In last night’s debate, Great Uncle Bob brought up Judicial Appointments.  McCain, of course, said that he looks at the appointees’ qualifications, not their ideologies, and that he had voted to confirm Justice Ginsburg.  Great Uncle Bob, apparently awakening from his nap, asked, “But even if it was someone — even someone who had a history of being for abortion rights, you would consider them?”

McCain, to his credit, did not jump on Great Uncle Bob for being as dumb as O’Bama and say, “Uh, Uncle Bob, you do know that Justice Ginsburg was quite clear in her support of Roe v. Wade in her confirmation hearings, right?”  (Her exact words were that abortion was “something central to a woman’s life, to her dignity… And when government controls that decision for her, she’s being treated as less than a full adult human being responsible for her own choices.”  Maybe I’ll address the stupidity of that statement in another post.)  No, McCain did not say that.  Instead, McCain just re-iterated that he would not impose a litmus test.

Then it was O’Bama’s turn.  I can only shake my head ruefully.  Right off the bat, he said, “The most important thing in any judge is their capacity to provide fairness and justice to the American people.”  Never mind the grammatical number problem — we know he’s a moron, it’s his views that are the issue here.

No, Senator, it is your job to write fair and just laws.  It is a judge’s job to interpret the law and the Constitution to the best of his ability.  The example O’Bama then gave perfectly illustrates my point:

I’ll just give you one quick example. Senator McCain and I disagreed recently when the Supreme Court made it more difficult for a woman named Lilly Ledbetter to press her claim for pay discrimination.

For years, she had been getting paid less than a man had been paid for doing the exact same job. And when she brought a suit, saying equal pay for equal work, the judges said, well, you know, it’s taken you too long to bring this lawsuit, even though she didn’t know about it until fairly recently.

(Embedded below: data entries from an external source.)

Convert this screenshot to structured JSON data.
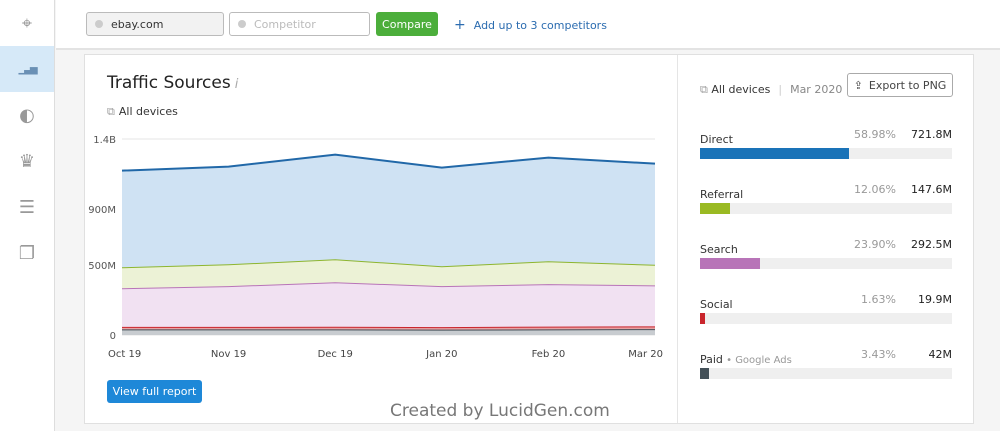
{
  "sidebar": {
    "items": [
      {
        "icon": "telescope-icon",
        "glyph": "⌖"
      },
      {
        "icon": "bar-chart-icon",
        "glyph": "▁▃▅",
        "active": true
      },
      {
        "icon": "pie-icon",
        "glyph": "◐"
      },
      {
        "icon": "trophy-icon",
        "glyph": "♛"
      },
      {
        "icon": "checklist-icon",
        "glyph": "☰"
      },
      {
        "icon": "windows-icon",
        "glyph": "❐"
      }
    ]
  },
  "topbar": {
    "domain_value": "ebay.com",
    "competitor_placeholder": "Competitor",
    "compare_label": "Compare",
    "add_label": "Add up to 3 competitors"
  },
  "card": {
    "title": "Traffic Sources",
    "info": "i",
    "devices": "All devices",
    "report_label": "View full report",
    "credit": "Created by LucidGen.com"
  },
  "right": {
    "devices": "All devices",
    "date": "Mar 2020",
    "export_label": "Export to PNG",
    "rows": [
      {
        "label": "Direct",
        "pct": "58.98%",
        "value": "721.8M",
        "fraction": 0.5898,
        "color": "#1a73b8"
      },
      {
        "label": "Referral",
        "pct": "12.06%",
        "value": "147.6M",
        "fraction": 0.1206,
        "color": "#9aba23"
      },
      {
        "label": "Search",
        "pct": "23.90%",
        "value": "292.5M",
        "fraction": 0.239,
        "color": "#b874b8"
      },
      {
        "label": "Social",
        "pct": "1.63%",
        "value": "19.9M",
        "fraction": 0.0163,
        "color": "#c9252c"
      },
      {
        "label": "Paid",
        "sub": "Google Ads",
        "pct": "3.43%",
        "value": "42M",
        "fraction": 0.0343,
        "color": "#435058"
      }
    ]
  },
  "chart_data": {
    "type": "area",
    "stacked": true,
    "categories": [
      "Oct 19",
      "Nov 19",
      "Dec 19",
      "Jan 20",
      "Feb 20",
      "Mar 20"
    ],
    "yticks": [
      {
        "v": 0,
        "label": "0"
      },
      {
        "v": 500,
        "label": "500M"
      },
      {
        "v": 900,
        "label": "900M"
      },
      {
        "v": 1400,
        "label": "1.4B"
      }
    ],
    "ylim": [
      0,
      1400
    ],
    "unit": "M",
    "series": [
      {
        "name": "Paid",
        "values": [
          40,
          40,
          40,
          38,
          40,
          42
        ],
        "line": "#435058",
        "fill": "#c8ccd0"
      },
      {
        "name": "Social",
        "values": [
          18,
          18,
          19,
          18,
          20,
          19.9
        ],
        "line": "#c9252c",
        "fill": "#e8a0a3"
      },
      {
        "name": "Search",
        "values": [
          276,
          291,
          318,
          293,
          303,
          292.5
        ],
        "line": "#b874b8",
        "fill": "#f1e1f2"
      },
      {
        "name": "Referral",
        "values": [
          150,
          156,
          164,
          142,
          164,
          147.6
        ],
        "line": "#8db52f",
        "fill": "#ecf2d6"
      },
      {
        "name": "Direct",
        "values": [
          690,
          698,
          747,
          705,
          740,
          721.8
        ],
        "line": "#2168a8",
        "fill": "#cfe2f3"
      }
    ]
  }
}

So, the Supreme Court did exactly what it is supposed to do — interpret the law and the Constitution as they are written, not as Senator O’Bama wants them to be.  Senator O’Bama has a problem with that.  He continued:

I think that it’s important for judges to understand that if a woman is out there trying to raise a family, trying to support her family, and is being treated unfairly, then the court has to stand up, if nobody else will. And that’s the kind of judge that I want.

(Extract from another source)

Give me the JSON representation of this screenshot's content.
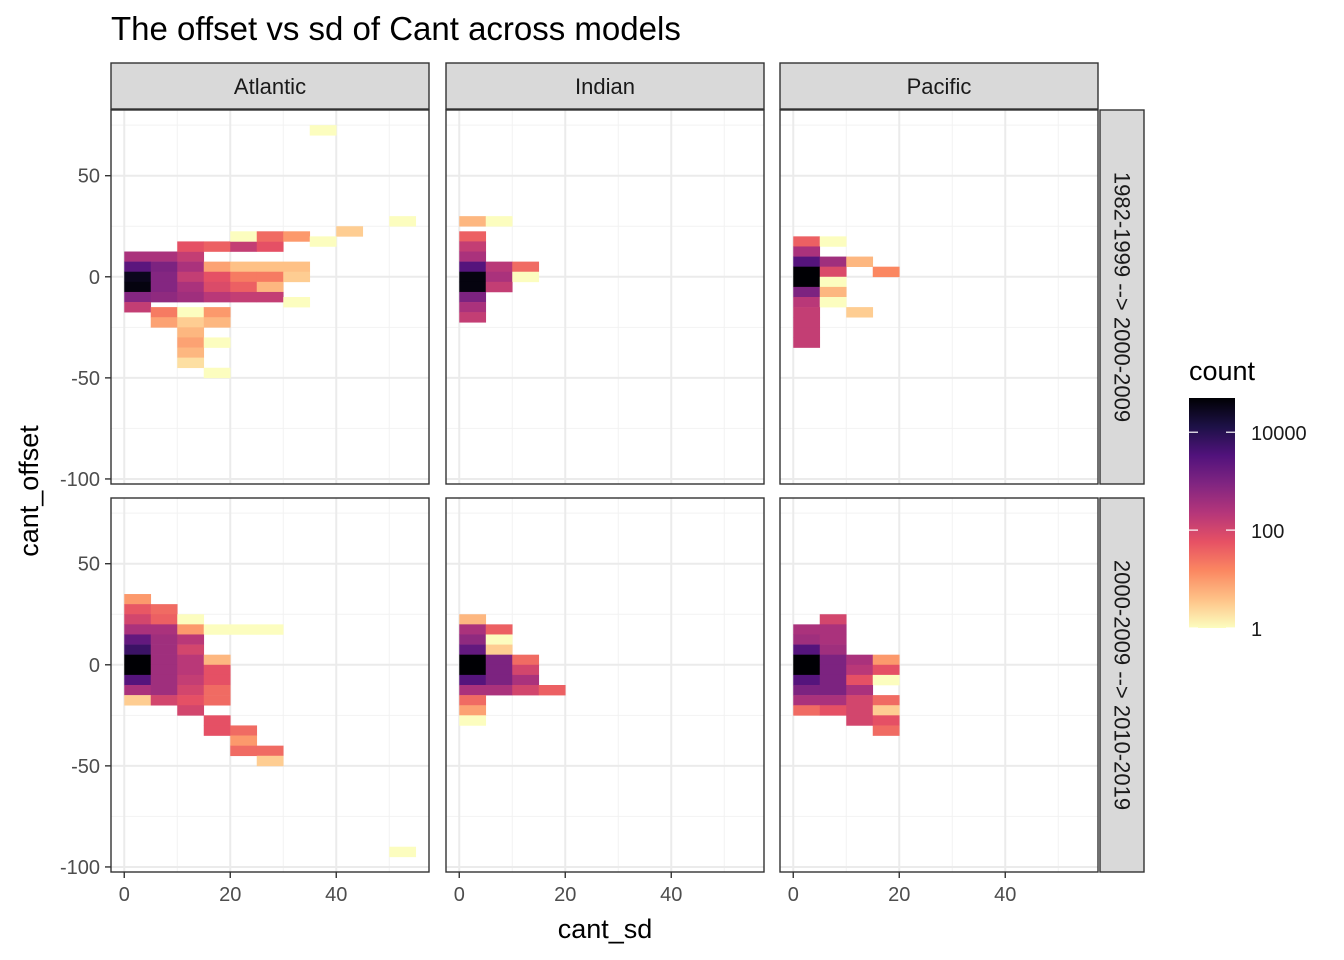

In short, he wants judges who will legislate from the bench.

Backing up a bit, but still in the same topic, O’Bama let out this little idiocy:

And I think that the Constitution has a right to privacy in it that shouldn’t be subject to state referendum, any more than our First Amendment rights are subject to state referendum, any more than many of the other rights that we have should be subject to popular vote.

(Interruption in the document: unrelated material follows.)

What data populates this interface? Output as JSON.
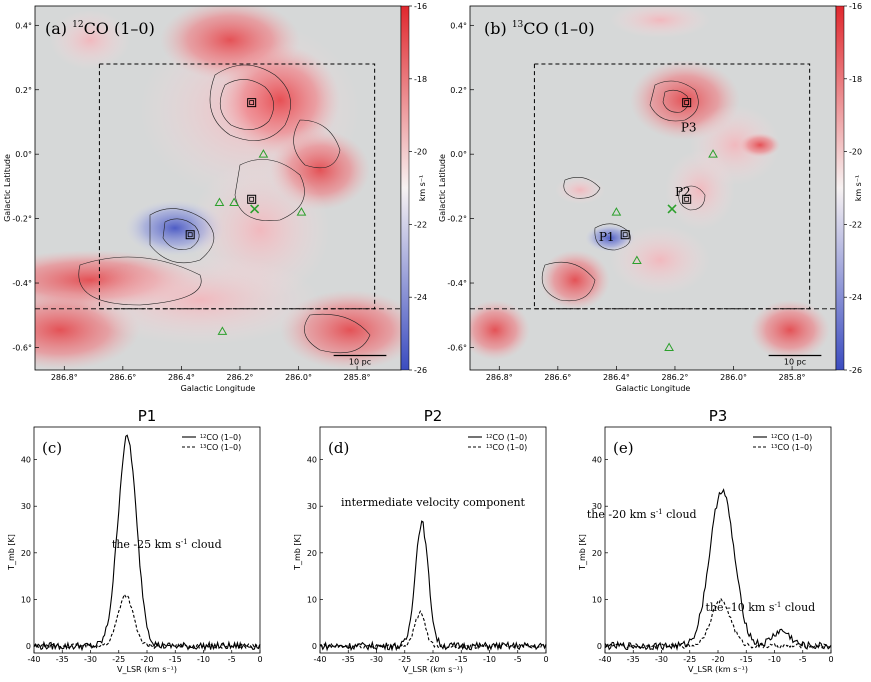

What happened to “I know that what works in Chicago may not work in Cheyenne”? Oh, that only applies to our Second Amendment rights.  Got it, Senator.  Never mind that gun control is not working in Chicago….  Perhaps he should have said, “What works in Cheyenne may not work in Chicago.”  What?  The point is to make the people vulnerable and dependent on the government?  Oh.  Well then, bravo.

Shifting back to the Ledbetter v. Goodyear case, O’Bama said,

We tried to overturn it in the Senate. I supported that effort to provide better guidance to the courts; John McCain opposed it.

Yes, O’Bama’s ignorance of the Constitution was in glorious display last night.  There he was, saying he supported an ex post facto law, in clear violation of the Constitution (Article I, Section 9).

Isn’t this idiot supposed to have been a professor of Constitutional Law?  It seems he took the wrong meaning of the word, and thought a professor was “a person who professes something,” then took the definition of profess to be “to claim to have (some feeling, an interest, knowledge, etc.): often connoting insincerity or pretense.”  (Webster’s New World Dictionary of the American Language, Second College Edition)

No wonder the leftists love him — he’s as dumb as they are.